A random variable X takes four values, each with probability 1/4. What is H(X), and why does this value have a natural interpretation in terms of binary encoding?
AH(X) = 4 bits, because there are 4 possible outcomes
BH(X) = 2 bits, because log2(4) = 2, meaning two binary questions perfectly identify the outcome
CH(X) = 1 bit, because each outcome has the same probability
DH(X) = 0 bits, because there is no uncertainty when all outcomes are equally likely
H(X) = -4*(1/4)*log2(1/4) = -4*(1/4)*(-2) = 2 bits. This means you need exactly 2 binary questions (bits) to identify which of 4 equally likely outcomes occurred. Entropy measures average surprise: each outcome contributes -log2(1/4) = 2 bits of surprise, and averaging over all outcomes gives 2. Entropy equals log2(n) for a uniform distribution over n outcomes — this is the maximum entropy for n outcomes.
Question 2 Multiple Choice
A source emits symbol A with probability 0.99 and symbol B with probability 0.01. Which statement about H(X) is correct?
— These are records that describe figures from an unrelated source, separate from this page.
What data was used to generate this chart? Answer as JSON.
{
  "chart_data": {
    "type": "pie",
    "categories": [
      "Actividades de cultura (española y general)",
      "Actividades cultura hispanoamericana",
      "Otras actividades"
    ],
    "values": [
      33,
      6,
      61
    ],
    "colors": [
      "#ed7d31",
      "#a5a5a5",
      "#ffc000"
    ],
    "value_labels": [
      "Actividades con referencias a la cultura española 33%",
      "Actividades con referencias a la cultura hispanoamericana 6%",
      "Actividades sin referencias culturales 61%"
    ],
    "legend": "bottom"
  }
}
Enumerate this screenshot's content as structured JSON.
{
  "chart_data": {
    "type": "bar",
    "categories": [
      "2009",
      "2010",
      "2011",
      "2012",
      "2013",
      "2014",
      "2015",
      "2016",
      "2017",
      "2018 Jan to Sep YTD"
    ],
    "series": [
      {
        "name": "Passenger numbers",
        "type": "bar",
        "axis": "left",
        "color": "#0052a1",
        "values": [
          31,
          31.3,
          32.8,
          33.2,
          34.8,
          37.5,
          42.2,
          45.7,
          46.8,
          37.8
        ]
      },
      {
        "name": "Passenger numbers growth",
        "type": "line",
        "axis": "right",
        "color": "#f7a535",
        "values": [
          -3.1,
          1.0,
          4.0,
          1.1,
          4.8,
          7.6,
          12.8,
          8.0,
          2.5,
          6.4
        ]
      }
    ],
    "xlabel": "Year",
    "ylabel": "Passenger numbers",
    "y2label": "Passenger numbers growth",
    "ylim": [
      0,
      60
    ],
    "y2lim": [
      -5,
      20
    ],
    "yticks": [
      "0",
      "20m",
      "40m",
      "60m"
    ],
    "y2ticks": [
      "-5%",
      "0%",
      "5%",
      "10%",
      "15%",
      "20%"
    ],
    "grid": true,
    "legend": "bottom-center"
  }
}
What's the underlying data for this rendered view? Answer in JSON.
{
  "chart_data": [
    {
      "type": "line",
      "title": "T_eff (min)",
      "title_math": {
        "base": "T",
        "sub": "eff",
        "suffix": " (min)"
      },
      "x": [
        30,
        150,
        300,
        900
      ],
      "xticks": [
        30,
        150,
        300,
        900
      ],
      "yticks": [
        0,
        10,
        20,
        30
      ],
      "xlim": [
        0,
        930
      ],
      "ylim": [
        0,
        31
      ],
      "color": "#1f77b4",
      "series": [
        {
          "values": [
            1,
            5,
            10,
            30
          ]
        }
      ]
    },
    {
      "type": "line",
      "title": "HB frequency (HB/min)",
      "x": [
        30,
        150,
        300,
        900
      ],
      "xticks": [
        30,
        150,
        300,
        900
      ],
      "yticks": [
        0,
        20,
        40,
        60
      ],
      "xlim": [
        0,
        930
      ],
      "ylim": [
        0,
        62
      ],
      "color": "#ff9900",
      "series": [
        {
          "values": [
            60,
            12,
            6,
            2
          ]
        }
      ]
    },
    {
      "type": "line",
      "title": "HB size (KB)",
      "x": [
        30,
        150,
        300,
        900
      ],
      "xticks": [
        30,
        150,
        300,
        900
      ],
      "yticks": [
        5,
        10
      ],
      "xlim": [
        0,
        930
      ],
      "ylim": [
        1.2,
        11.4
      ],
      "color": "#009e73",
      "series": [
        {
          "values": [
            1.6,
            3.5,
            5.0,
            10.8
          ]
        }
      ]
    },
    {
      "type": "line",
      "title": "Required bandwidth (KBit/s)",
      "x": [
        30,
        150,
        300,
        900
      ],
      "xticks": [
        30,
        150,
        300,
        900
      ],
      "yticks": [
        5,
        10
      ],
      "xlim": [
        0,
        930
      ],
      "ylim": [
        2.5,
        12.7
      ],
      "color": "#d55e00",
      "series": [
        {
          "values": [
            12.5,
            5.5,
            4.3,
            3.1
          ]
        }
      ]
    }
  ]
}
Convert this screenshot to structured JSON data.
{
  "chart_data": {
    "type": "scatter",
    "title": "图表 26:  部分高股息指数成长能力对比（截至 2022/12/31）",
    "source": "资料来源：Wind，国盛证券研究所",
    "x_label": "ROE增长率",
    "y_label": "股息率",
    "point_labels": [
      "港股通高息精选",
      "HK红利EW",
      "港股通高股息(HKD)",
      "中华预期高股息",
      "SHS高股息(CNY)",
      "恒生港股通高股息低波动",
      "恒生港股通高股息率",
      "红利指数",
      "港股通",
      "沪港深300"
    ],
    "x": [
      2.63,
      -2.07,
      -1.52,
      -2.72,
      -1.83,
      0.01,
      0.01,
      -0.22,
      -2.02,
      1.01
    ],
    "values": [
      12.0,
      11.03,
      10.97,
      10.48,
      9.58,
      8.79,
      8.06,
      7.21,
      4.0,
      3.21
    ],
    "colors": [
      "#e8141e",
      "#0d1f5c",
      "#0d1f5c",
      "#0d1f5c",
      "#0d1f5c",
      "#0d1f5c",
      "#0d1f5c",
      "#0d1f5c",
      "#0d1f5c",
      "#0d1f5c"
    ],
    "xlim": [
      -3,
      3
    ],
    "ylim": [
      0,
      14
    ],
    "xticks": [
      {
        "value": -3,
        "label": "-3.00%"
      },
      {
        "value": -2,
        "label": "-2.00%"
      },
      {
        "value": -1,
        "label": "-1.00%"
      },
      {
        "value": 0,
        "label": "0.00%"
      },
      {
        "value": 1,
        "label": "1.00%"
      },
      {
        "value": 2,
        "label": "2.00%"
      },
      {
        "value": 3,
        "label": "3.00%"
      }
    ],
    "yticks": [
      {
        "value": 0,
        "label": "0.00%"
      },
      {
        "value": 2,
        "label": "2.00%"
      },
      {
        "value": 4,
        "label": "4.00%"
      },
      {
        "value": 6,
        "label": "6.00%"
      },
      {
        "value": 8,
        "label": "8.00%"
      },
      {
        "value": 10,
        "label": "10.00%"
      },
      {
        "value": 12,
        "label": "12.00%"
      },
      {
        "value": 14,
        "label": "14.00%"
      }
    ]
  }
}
AH(X) is close to 1 bit because there are two symbols
BH(X) is close to 0 bits because the outcome is nearly certain — most of the time there is very little surprise
CH(X) equals exactly 0 bits because one probability dominates
DH(X) is negative because one probability is very small
H(X) = -0.99*log2(0.99) - 0.01*log2(0.01) ≈ 0.081 bits. When one outcome dominates, there is very little uncertainty on average — you almost always see A, which carries negligible surprise. The rare B carries high surprise (-log2(0.01) ≈ 6.64 bits), but it occurs so infrequently that its contribution to the average is small. Entropy reaches its maximum of 1 bit for two symbols only when both are equally likely (p = 0.5).
Question 3 True / False
Shannon entropy can be negative for discrete random variables.
TTrue
FFalse
Answer: False
Shannon entropy for discrete random variables is always non-negative: H(X) >= 0. Each term -p(x)*log(p(x)) is non-negative because 0 <= p(x) <= 1, so log(p(x)) <= 0, making -p(x)*log(p(x)) >= 0. The sum of non-negative terms is non-negative. H(X) = 0 only when the distribution is degenerate (one outcome has probability 1). Note: differential entropy (the continuous analog) CAN be negative, but discrete Shannon entropy cannot.
Question 4 Short Answer
Explain why entropy is maximized by the uniform distribution over a finite alphabet, and what this reveals about the relationship between entropy and knowledge.
Think about your answer, then reveal below.
Model answer: The uniform distribution maximizes entropy because it represents maximum ignorance — every outcome is equally plausible, so there is no way to predict the next symbol better than random guessing. Mathematically, this can be proved using Jensen's inequality or Lagrange multipliers: subject to the constraint that probabilities sum to 1, H(X) = -sum p(x) log p(x) is maximized when all p(x) = 1/n, giving H(X) = log(n). Any deviation from uniformity — any structure or predictability — reduces entropy. This reveals that entropy measures what you DON'T know: the more predictable a source is, the lower its entropy, because there is less genuine uncertainty to resolve.
This maximum-entropy property connects to the maximum entropy principle in statistical mechanics and Bayesian inference: when you have no information beyond constraints, the distribution that maximizes entropy is the least presumptuous choice.